I found the bag to be just ok. For someone of my height, even with the straps let all the way out, the bag still rides very high on my back. I didn't feel like it was going to ride in a position where it would actually help take the load off of my shoulders. The waist belt was nowhere near my waist. This had the added side effect of making it so that when the bag swung around, it was up so high that it became difficult to actually get stuff out. I tried practicing with it and got a little better at it, but this movement never really felt comfortable to me.

The straps are well padded, however, and are relatively comfortable. The ability to adjust the straps to a variety of different configurations is a nice idea, although the sling maneuver really only works with the bag either in the criss-cross position or sling position. Neither really works that well. The criss-cross position crosses really high on my chest and requires you to put the bag on in sling position first and then attach the other strap. It just isn't that convenient to me.

The bag stores a decent amount of gear, but it didn't store as much as I had hoped. There are basically three slots in the bottom of the bag. Depending on the depth, you can configure the dividers to fit your purposes. Maybe it's my own inability to properly configure the bag, but I never got it adjusted in a way I really liked. When I had the camera out (which was most of the time) it left an empty section in the middle of the bag. The result was that the compartment the camera should have been in got crushed by the weight of the bag. It made it difficult to put the camera bag in when I needed to do so. I was also quite annoyed to find that the outside pockets that were supposed to fit flashes really didn't. I have two flashes that I like to keep in my bag at all times. The first is a Nikon SB-600 and the other is a LumoPro LP160. The Nikon flash could fit in one of those exterior pockets, but it didn't fit well. It was a tight fit that required wrestling with the pocket to make the flash fit. That wasn't what I was hoping for for an exterior flash pocket. I wanted something I could easily remove and return my flash to. I wasn't able to make the Lumopro flash fit at all. I was really disappointed by this as it meant I had to give up space in the main part of the bag to hold my flashes. This limited the other gear I could hold.

One feature I did really like was the open compartment in the top of the bag. When I am using the bag on the move, I often have my family with me. There are often lots of little things I would like to be able to stash in the bag. The top compartment gave me lots of flexibility to carry miscellaneous stuff or to fill it with random photography stuff. That flexibility is really nice to have.

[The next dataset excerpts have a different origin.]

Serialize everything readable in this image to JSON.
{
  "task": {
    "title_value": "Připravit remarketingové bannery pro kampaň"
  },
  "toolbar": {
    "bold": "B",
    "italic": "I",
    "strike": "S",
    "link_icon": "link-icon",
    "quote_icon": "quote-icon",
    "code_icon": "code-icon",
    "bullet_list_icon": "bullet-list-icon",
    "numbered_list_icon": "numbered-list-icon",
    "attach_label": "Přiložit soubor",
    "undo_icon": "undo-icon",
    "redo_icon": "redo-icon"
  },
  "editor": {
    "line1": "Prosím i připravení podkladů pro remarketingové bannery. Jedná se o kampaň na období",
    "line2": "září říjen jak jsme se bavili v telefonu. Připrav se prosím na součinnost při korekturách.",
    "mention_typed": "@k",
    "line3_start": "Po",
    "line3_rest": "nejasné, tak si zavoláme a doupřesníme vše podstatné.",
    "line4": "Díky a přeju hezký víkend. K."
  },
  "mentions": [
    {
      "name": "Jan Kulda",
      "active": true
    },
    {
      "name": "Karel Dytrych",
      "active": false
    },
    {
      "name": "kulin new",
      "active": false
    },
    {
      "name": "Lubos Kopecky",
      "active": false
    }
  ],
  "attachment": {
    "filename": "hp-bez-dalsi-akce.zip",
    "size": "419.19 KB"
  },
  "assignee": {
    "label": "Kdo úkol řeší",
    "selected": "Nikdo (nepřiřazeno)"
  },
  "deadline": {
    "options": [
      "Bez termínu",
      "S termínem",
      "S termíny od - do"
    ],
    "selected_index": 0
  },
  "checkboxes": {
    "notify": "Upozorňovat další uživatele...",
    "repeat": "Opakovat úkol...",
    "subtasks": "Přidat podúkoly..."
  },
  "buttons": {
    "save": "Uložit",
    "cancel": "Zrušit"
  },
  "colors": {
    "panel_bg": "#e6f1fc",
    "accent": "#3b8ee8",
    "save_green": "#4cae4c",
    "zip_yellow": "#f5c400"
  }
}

I wouldn't say that this is a bad bag. It seems to be well-constructed and probably pretty durable. It's a little confusing to get set up and difficult to use. There are a ton of different zippers, lots of clasps, and the straps can be configured in a variety of different ways. The idea is a good one, but it just doesn't work for me in real life usage. It's uncomfortable and difficult to use as a sling-around pack, and just an ok backpack. It's a compromise. If you are of average height and build, maybe it's a good compromise for you. It wasn't a good compromise for me. I think I need to decide if I want a big pack to carry all my stuff or something smaller I can shoot out of. I thought I might be able to get both in this bag. I wasn't. Hopefully my experience will help to give you a good idea of whether it would work for you or not.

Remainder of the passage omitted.